Re: [Usability] Reasoning behind default panel setup?
- From: Janne Kaasalainen <jpkaasal cc hut fi>
- To: usability gnome org
- Subject: Re: [Usability] Reasoning behind default panel setup?
- Date: Thu, 26 Jan 2006 19:36:26 +0200
On 26 Jan 2006, at 16:37, Kalle Vahlman wrote:
We have gotten lost in the Win95 task bar style, but i believe it
uses up
too much space for its own good.
I'm not sure why the Mac OS X (http://www.apple.com/macosx/) style is
better then?
Since there are no texts on the running program icons. This makes it
much more feasible to locate the dock on the side of the screen or
scale it to your taste. Also, hiding the doc in OS X is easy with
short-cut keys which leaves you with only the top bar that is about
the height of the text + some.
Also, OS X does not list open windows in it's dock. You get to those
via the single icon (right click or hold down the click for a longer
time). The Doc icon brings up all the application windows but those
minimized. Good or bad? Not my call, but I like it.

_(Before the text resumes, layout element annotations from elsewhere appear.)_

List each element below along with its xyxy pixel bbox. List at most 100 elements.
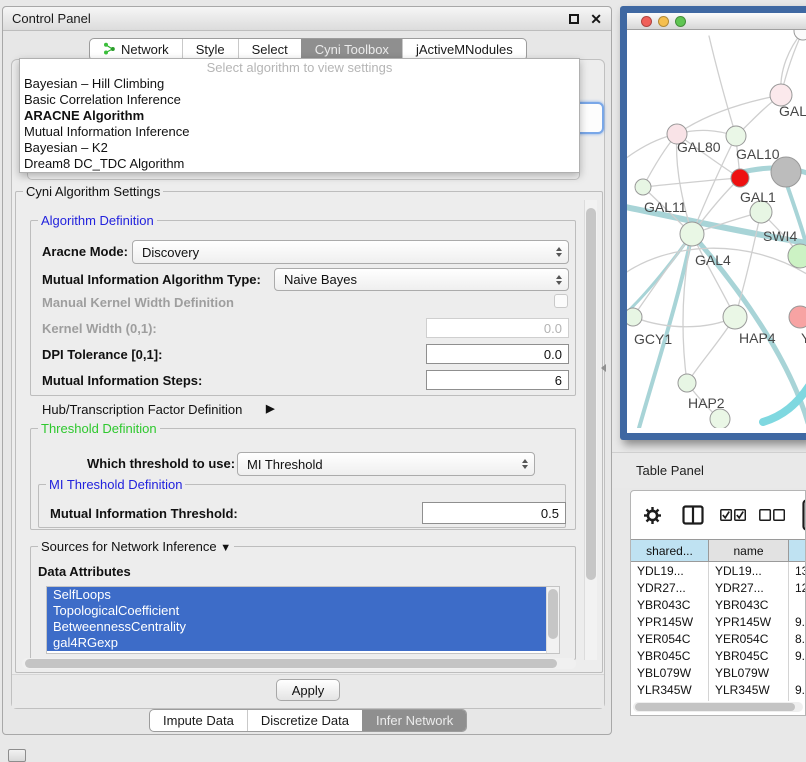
apply-button[interactable]: Apply <box>276 679 341 701</box>
network-node-node-top[interactable] <box>794 30 806 40</box>
table-cell: YPR145W <box>709 613 789 630</box>
attribute-item-topologicalcoefficient[interactable]: TopologicalCoefficient <box>47 603 546 619</box>
combo-arrows-icon <box>556 275 562 285</box>
hub-definition-label: Hub/Transcription Factor Definition <box>42 402 242 417</box>
table-row[interactable]: YDL19...YDL19...13 <box>631 562 805 579</box>
network-node-node-right-green[interactable] <box>788 244 806 268</box>
network-edge <box>763 386 806 422</box>
collapse-arrow-icon[interactable]: ▼ <box>220 542 231 554</box>
column-header-a[interactable]: A <box>789 540 806 561</box>
tab-cyni-toolbox[interactable]: Cyni Toolbox <box>301 39 402 60</box>
table-cell: YDR27... <box>631 579 709 596</box>
control-panel-titlebar[interactable]: Control Panel ✕ <box>3 7 611 31</box>
threshold-definition-title: Threshold Definition <box>38 421 160 436</box>
which-threshold-combo[interactable]: MI Threshold <box>237 452 535 476</box>
aracne-mode-label: Aracne Mode: <box>42 244 128 259</box>
dropdown-item-bayesian-k2[interactable]: Bayesian – K2 <box>20 140 579 156</box>
mi-type-combo[interactable]: Naive Bayes <box>274 268 569 291</box>
dpi-tolerance-field[interactable]: 0.0 <box>426 344 569 364</box>
tab-network[interactable]: Network <box>90 39 182 60</box>
close-traffic-light[interactable] <box>641 16 652 27</box>
network-node-hap2[interactable] <box>678 374 696 392</box>
kernel-width-field[interactable]: 0.0 <box>426 318 569 338</box>
algorithm-definition-title: Algorithm Definition <box>38 213 157 228</box>
column-header-shared[interactable]: shared... <box>631 540 709 561</box>
attribute-item-gal4rgexp[interactable]: gal4RGexp <box>47 635 546 651</box>
sources-title: Sources for Network Inference <box>41 539 217 554</box>
document-icon[interactable] <box>802 499 806 531</box>
manual-kernel-checkbox[interactable] <box>554 294 568 308</box>
network-edge <box>709 36 736 136</box>
dropdown-item-basic-correlation-inference[interactable]: Basic Correlation Inference <box>20 92 579 108</box>
data-attributes-list[interactable]: SelfLoopsTopologicalCoefficientBetweenne… <box>46 586 560 654</box>
table-panel-title: Table Panel <box>612 463 704 478</box>
table-cell <box>789 664 805 681</box>
node-label-hap2: HAP2 <box>688 395 725 411</box>
network-node-gal1[interactable] <box>731 169 749 187</box>
list-scrollbar-thumb[interactable] <box>548 589 558 639</box>
manual-kernel-label: Manual Kernel Width Definition <box>42 295 234 310</box>
dropdown-item-bayesian-hill-climbing[interactable]: Bayesian – Hill Climbing <box>20 76 579 92</box>
table-row[interactable]: YBL079WYBL079W <box>631 664 805 681</box>
tab-discretize-data[interactable]: Discretize Data <box>247 710 362 731</box>
table-hscrollbar-thumb[interactable] <box>635 703 795 711</box>
dropdown-item-mutual-information-inference[interactable]: Mutual Information Inference <box>20 124 579 140</box>
gear-icon[interactable] <box>643 506 662 525</box>
dropdown-item-aracne-algorithm[interactable]: ARACNE Algorithm <box>20 108 579 124</box>
tab-impute-data[interactable]: Impute Data <box>150 710 247 731</box>
mi-threshold-field[interactable]: 0.5 <box>422 502 566 524</box>
table-row[interactable]: YIL052CYIL052C9 <box>631 698 805 701</box>
table-hscrollbar[interactable] <box>633 702 803 712</box>
select-all-unchecked-icon[interactable] <box>759 509 785 522</box>
table-panel: shared...nameA YDL19...YDL19...13YDR27..… <box>630 490 806 716</box>
settings-hscrollbar-thumb[interactable] <box>25 659 557 668</box>
network-canvas[interactable]: GALGAL80GAL10GAL1GAL11SWI4GAL4GCY1HAP4YH… <box>627 30 806 433</box>
minimized-panel-icon[interactable] <box>8 749 26 762</box>
float-panel-icon[interactable] <box>569 14 579 24</box>
attribute-item-betweennesscentrality[interactable]: BetweennessCentrality <box>47 619 546 635</box>
list-scrollbar[interactable] <box>546 587 559 653</box>
tab-label: Style <box>196 42 225 57</box>
settings-hscrollbar[interactable] <box>22 658 576 669</box>
expand-arrow-icon[interactable]: ▶ <box>266 402 274 415</box>
settings-scrollbar-thumb[interactable] <box>586 208 596 580</box>
table-row[interactable]: YER054CYER054C8. <box>631 630 805 647</box>
zoom-traffic-light[interactable] <box>675 16 686 27</box>
column-header-name[interactable]: name <box>709 540 789 561</box>
node-label-gal4: GAL4 <box>695 252 731 268</box>
mi-steps-field[interactable]: 6 <box>426 370 569 390</box>
tab-infer-network[interactable]: Infer Network <box>362 710 466 731</box>
table-row[interactable]: YBR045CYBR045C9. <box>631 647 805 664</box>
close-icon[interactable]: ✕ <box>590 12 602 26</box>
tab-jactivemnodules[interactable]: jActiveMNodules <box>402 39 526 60</box>
dropdown-placeholder: Select algorithm to view settings <box>20 59 579 76</box>
network-node-gcy1[interactable] <box>627 308 642 326</box>
table-row[interactable]: YDR27...YDR27...12 <box>631 579 805 596</box>
table-cell: 9. <box>789 681 805 698</box>
minimize-traffic-light[interactable] <box>658 16 669 27</box>
table-row[interactable]: YPR145WYPR145W9. <box>631 613 805 630</box>
node-label-gal11: GAL11 <box>644 199 687 215</box>
kernel-width-label: Kernel Width (0,1): <box>42 321 157 336</box>
settings-scrollbar[interactable] <box>584 200 597 660</box>
select-all-checked-icon[interactable] <box>720 509 746 522</box>
tab-label: Infer Network <box>376 713 453 728</box>
dropdown-item-dream8-dc-tdc-algorithm[interactable]: Dream8 DC_TDC Algorithm <box>20 156 579 172</box>
network-node-hap4[interactable] <box>723 305 747 329</box>
network-window-titlebar[interactable] <box>627 13 806 30</box>
network-node-gal4[interactable] <box>680 222 704 246</box>
aracne-mode-combo[interactable]: Discovery <box>132 240 569 264</box>
splitter-collapse-arrow[interactable] <box>601 364 606 372</box>
split-view-icon[interactable] <box>682 504 704 526</box>
table-row[interactable]: YLR345WYLR345W9. <box>631 681 805 698</box>
network-node-node-bottom[interactable] <box>710 409 730 428</box>
attribute-item-selfloops[interactable]: SelfLoops <box>47 587 546 603</box>
table-cell: 13 <box>789 562 805 579</box>
network-node-gal10[interactable] <box>726 126 746 146</box>
tab-style[interactable]: Style <box>182 39 238 60</box>
table-cell <box>789 596 805 613</box>
table-row[interactable]: YBR043CYBR043C <box>631 596 805 613</box>
network-node-gal11[interactable] <box>635 179 651 195</box>
network-node-node-salmon[interactable] <box>789 306 806 328</box>
tab-select[interactable]: Select <box>238 39 301 60</box>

I really, really hate the windows task bar in vertical level when you
have many apps open and the text spreads along the whole top/bottom
of the screen. If you tilt it to a side, it takes a wide stripe off
you screen but lessens the hassle with many windows. Neither is
elegant on windows, me thinks.
(yes, I noticed the fancy plans for the bottom bar, but try that on a
800x600 screen and tell me it's better than single panel)
I would not dare to. :) But, even on larger screens... Well, I have
got those screen for a reason and the reason is not to waste the
space for panels, menus or docs or how ever you want to call them. No
pixel more than I feel need to sacrifice for the sake of the usability.
Janne Kaasalainen
janne kaasalainen uiah fi / jpkaasal cc hut fi
"What goes up, must come down. Unless it goes up a very long way."